VPR’s Susan Keese has this report.

(Watering, shovel sounds)

(Keese) Spring is a busy time at Clear Brook Farm and farmstand in Shaftsbury.

(Woman) "So,  five vegetables."

(Keese) Owner Andy Knafel’s organic spinach and salad greens are still growing in the fields beyond his stand. But when they’re ready, he can count on lots of eager customers.

Knafel says food scares in the news have helped increase the demand for locally grown produce.  

Now he worries that the Agriculture Department’s proposed "National Leafy Greens Marketing Agreement" is really a P.R. move to help big farms to win back market share.

(Knafel) "Because the ‘buy local’ thing is, you go up and you shake your farmer’s hand, there’s a trust that’s built there. Where if your farmer is 20 farms all sending to a packing facility 2,000 miles away, you don’t know those people."

(Keese) The Northeast Organic Farming Association of Vermont, or NOFA, and its national parent group are taking a similar stand.

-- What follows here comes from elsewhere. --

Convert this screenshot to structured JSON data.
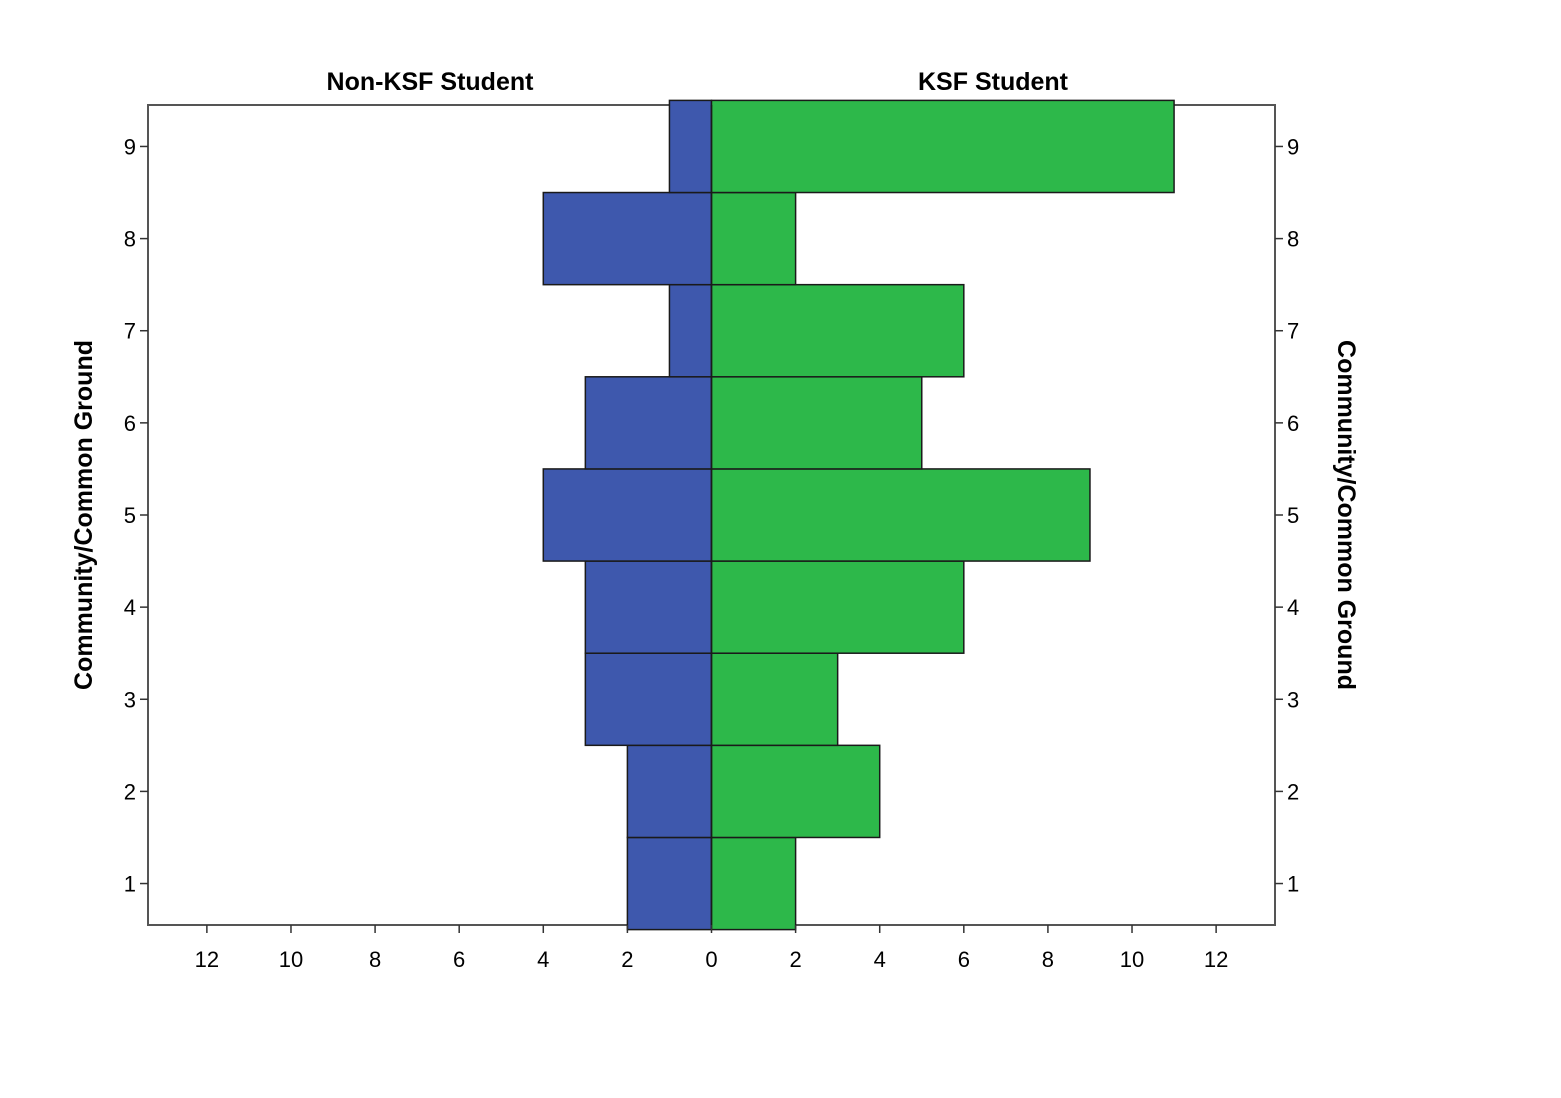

NOFA-VT spokesman Dave Rogers says the recent outbreaks have mainly come from pre-washed, packaged salad mixes produced by very large farms, sometimes multiple farms, out west.

(Rogers) "So we’re concerned that whatever standards they come up with are not going to give proper consideration to organic standards and the needs of small growers."

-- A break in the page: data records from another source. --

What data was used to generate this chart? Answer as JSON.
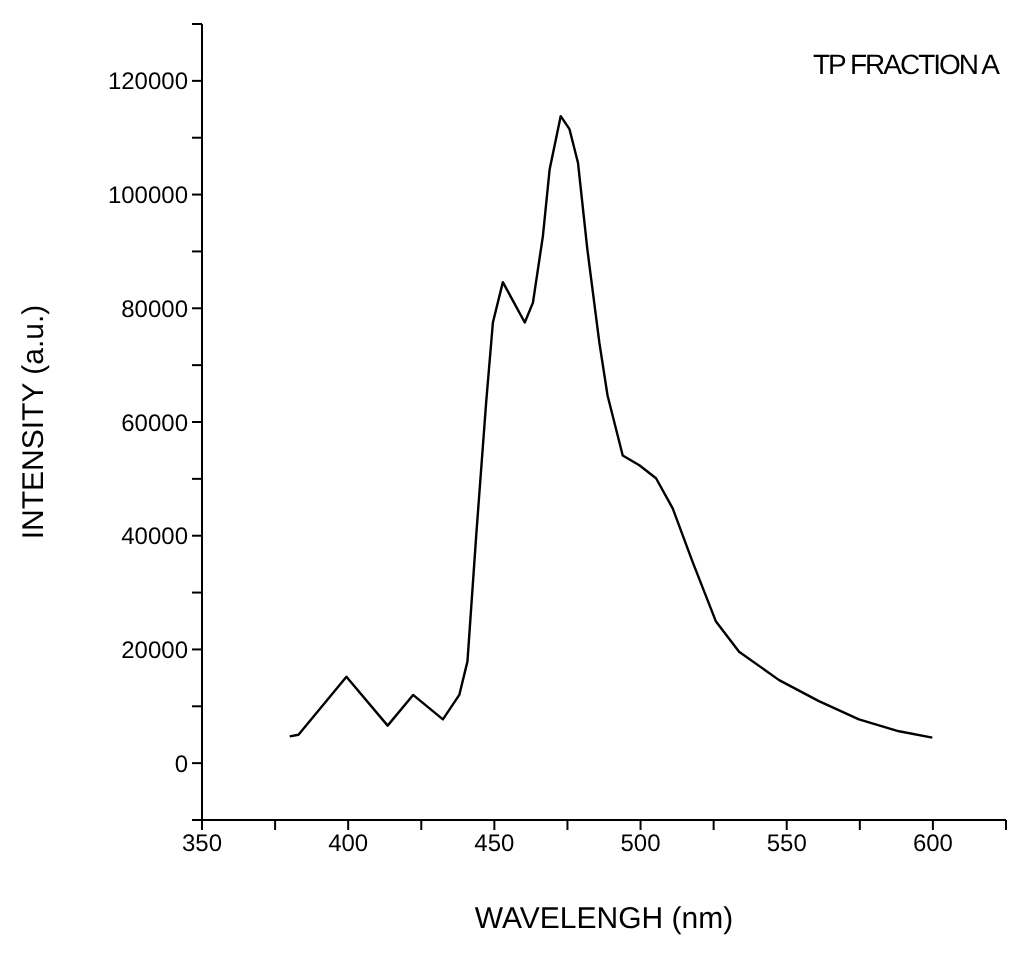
{
  "chart_data": {
    "type": "line",
    "title": "TP FRACTION A",
    "xlabel": "WAVELENGH (nm)",
    "ylabel": "INTENSITY (a.u.)",
    "x": [
      380,
      383,
      399.4,
      413.5,
      422.2,
      432.4,
      438,
      440.8,
      443.8,
      447.2,
      449.5,
      452.9,
      460.4,
      463.2,
      466.6,
      468.9,
      472.7,
      475.7,
      478.6,
      481.8,
      485.9,
      488.7,
      493.9,
      499.6,
      505.3,
      511,
      517.8,
      525.8,
      533.7,
      547.4,
      561,
      574.7,
      588.4,
      599.8
    ],
    "series": [
      {
        "color": "#000000",
        "values": [
          4700,
          5000,
          15200,
          6600,
          12000,
          7700,
          12000,
          17900,
          40100,
          63500,
          77500,
          84600,
          77500,
          81000,
          92700,
          104400,
          113800,
          111500,
          105600,
          90400,
          74000,
          64700,
          54100,
          52400,
          50100,
          44800,
          35400,
          24900,
          19600,
          14600,
          10900,
          7700,
          5600,
          4500
        ]
      }
    ],
    "xlim": [
      350,
      625
    ],
    "xticks": [
      350,
      {
        "value": 375,
        "label": null
      },
      400,
      {
        "value": 425,
        "label": null
      },
      450,
      {
        "value": 475,
        "label": null
      },
      500,
      {
        "value": 525,
        "label": null
      },
      550,
      {
        "value": 575,
        "label": null
      },
      600,
      {
        "value": 625,
        "label": null
      }
    ],
    "ylim": [
      -10000,
      130000
    ],
    "yticks": [
      {
        "value": -10000,
        "label": null
      },
      0,
      {
        "value": 10000,
        "label": null
      },
      20000,
      {
        "value": 30000,
        "label": null
      },
      40000,
      {
        "value": 50000,
        "label": null
      },
      60000,
      {
        "value": 70000,
        "label": null
      },
      80000,
      {
        "value": 90000,
        "label": null
      },
      100000,
      {
        "value": 110000,
        "label": null
      },
      120000,
      {
        "value": 130000,
        "label": null
      }
    ],
    "grid": false,
    "legend": false,
    "marker": "none",
    "line_style": "solid"
  }
}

(Keese) And the needs are different. Standards already in place in western states — like banning composted manure or keeping fields sterile and uniform — are directly opposed to organic practices.

Congress did pass a new food safety act this year. Rogers says NOFA, the organic group, worked hard with Congress and the FDA, to win exceptions, and a voice for small and organic farms.

The proposed Leafy Green Marketing Agreement is the effort of another federal agency — the U.S.D.A.’s agricultural marketing service. Bob Keeney is the agency’s deputy director.

(Keeney) "After the spinach incident several years ago the leafy green industry from throughout the country, submitted a proposal to us that required handlers to only source from growers who had implemented good agricultural practices."

(Keese) Keeney says many of the details have yet to be worked out, but the program if adopted, would be voluntary.

The proposal is on the USDA website, and the agency will be taking comments and suggestions through the end of July.

For VPR News, I’m Susan Keese in Manchester.